A reforma trabalhista brasileira foi justificada por seus idealizadores como uma norma que tinha o objetivo de reduzir o alto número de desemprego no país. Entretanto, além de não criar postos de trabalho, ampliou a precarização do emprego, reduziu a renda do trabalhador e prejudicou negociações coletivas e entidades sindicais.
Importante destacar que o nível de desemprego no Brasil fechou em 12,6% no terceiro trimestre de 2021, último dado divulgado pelo Instituto Brasileiro de Geografia e Estatística (IBGE). No entanto, mesmo quando há geração de vagas e redução no índice, o movimento é puxado pela informalidade e por empregos com salários mais baixos, o que indica piora nas condições para os trabalhadores.
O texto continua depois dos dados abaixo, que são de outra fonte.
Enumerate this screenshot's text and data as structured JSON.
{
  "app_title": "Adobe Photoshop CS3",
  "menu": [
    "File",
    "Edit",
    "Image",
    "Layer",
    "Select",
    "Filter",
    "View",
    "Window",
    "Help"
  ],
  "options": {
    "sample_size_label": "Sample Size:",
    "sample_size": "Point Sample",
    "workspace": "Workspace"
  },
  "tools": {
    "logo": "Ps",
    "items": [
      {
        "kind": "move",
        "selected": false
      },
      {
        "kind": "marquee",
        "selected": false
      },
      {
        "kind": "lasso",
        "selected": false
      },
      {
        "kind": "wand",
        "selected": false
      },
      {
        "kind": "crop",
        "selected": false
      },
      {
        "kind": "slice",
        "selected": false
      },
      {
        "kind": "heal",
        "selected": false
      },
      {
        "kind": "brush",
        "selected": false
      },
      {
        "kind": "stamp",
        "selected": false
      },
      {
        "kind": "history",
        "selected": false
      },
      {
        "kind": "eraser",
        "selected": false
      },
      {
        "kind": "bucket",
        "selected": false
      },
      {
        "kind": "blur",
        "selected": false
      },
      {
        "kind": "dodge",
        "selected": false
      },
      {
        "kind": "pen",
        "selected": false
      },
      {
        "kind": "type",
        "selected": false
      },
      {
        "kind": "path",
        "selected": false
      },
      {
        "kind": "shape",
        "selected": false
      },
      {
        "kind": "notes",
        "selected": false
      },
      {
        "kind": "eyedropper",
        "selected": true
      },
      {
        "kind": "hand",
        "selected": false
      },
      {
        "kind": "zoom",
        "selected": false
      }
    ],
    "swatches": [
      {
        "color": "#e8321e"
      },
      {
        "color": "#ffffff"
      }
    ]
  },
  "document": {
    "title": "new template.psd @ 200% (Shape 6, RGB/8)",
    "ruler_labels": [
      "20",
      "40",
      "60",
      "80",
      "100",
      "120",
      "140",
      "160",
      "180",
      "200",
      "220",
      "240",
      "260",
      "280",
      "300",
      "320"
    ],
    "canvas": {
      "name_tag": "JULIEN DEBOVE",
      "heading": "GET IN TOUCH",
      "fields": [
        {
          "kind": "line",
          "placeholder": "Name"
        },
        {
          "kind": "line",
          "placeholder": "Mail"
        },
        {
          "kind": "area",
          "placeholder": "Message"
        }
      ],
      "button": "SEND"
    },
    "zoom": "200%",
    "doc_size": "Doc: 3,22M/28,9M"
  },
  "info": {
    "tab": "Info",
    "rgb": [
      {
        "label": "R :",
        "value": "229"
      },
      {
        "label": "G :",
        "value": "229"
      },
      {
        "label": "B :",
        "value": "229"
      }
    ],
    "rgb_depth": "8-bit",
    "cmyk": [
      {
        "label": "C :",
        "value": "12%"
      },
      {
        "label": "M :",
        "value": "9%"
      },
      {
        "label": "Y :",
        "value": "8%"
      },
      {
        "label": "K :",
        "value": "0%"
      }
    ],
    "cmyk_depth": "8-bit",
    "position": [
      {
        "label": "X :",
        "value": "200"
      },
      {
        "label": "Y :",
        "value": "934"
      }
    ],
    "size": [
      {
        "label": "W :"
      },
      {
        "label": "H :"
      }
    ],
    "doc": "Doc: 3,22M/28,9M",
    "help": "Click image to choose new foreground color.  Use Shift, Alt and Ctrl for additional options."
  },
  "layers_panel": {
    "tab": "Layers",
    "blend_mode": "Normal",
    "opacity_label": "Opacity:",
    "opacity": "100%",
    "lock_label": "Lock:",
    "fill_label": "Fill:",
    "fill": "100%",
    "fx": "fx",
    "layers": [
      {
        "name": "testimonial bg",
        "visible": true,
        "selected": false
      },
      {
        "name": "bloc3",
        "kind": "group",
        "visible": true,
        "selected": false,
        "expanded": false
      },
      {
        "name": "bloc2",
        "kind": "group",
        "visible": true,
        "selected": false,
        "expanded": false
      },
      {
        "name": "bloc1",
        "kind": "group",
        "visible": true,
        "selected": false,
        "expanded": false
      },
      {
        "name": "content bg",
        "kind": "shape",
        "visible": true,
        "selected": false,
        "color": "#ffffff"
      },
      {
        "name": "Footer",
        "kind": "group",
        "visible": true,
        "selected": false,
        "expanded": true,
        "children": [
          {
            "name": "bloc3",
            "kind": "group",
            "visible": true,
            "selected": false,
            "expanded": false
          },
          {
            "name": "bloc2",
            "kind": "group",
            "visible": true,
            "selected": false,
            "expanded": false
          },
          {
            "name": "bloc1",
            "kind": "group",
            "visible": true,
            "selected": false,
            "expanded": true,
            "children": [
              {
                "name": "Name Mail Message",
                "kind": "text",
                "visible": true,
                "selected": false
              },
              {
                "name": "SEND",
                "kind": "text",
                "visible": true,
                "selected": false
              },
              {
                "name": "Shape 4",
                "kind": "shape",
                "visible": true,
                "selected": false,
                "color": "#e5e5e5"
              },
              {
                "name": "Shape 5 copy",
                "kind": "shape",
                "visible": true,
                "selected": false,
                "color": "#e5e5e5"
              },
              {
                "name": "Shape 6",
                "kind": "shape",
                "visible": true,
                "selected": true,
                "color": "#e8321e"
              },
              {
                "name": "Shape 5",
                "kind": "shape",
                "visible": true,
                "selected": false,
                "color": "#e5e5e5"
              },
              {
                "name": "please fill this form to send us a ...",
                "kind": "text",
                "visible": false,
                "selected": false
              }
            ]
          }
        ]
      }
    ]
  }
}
Na Espanha, o recente movimento de resgate parcial de direitos dos trabalhadores promovido pelo governo da Espanha colocou em pauta a necessidade de reversão das reformas trabalhistas precarizantes efetuadas ao longo da última década em diversos países. Em 2012, o país europeu promoveu a mais ampla alteração do Estatuto dos Trabalhadores desde a sua promulgação, em 1980. Foram ampliados os poderes unilaterais das empresas, os sindicatos tiveram a atuação duramente restringida e foram incentivadas formas de contratação que beiravam a informalidade, sob o pretexto de se buscar reduzir o nível de desemprego e assegurar maior segurança jurídica e maior flexibilidade na contratação e dispensa de trabalhadores.
No Brasil, em 2017, a reforma espanhola foi utilizada como uma das principais fontes de inspiração para a reforma efetuada pelo governo Temer. De fato, algumas das alterações promovidas se assemelhavam àquelas empreendidas no país europeu cinco anos antes. A título de exemplo, em ambos os países os acordos por empresa passaram a prevalecer sobre convenções coletivas. Também em ambos os contextos, foram impostos constrangimentos à negociação coletiva, com a vedação da ultratividade das normas pactuadas por sindicatos.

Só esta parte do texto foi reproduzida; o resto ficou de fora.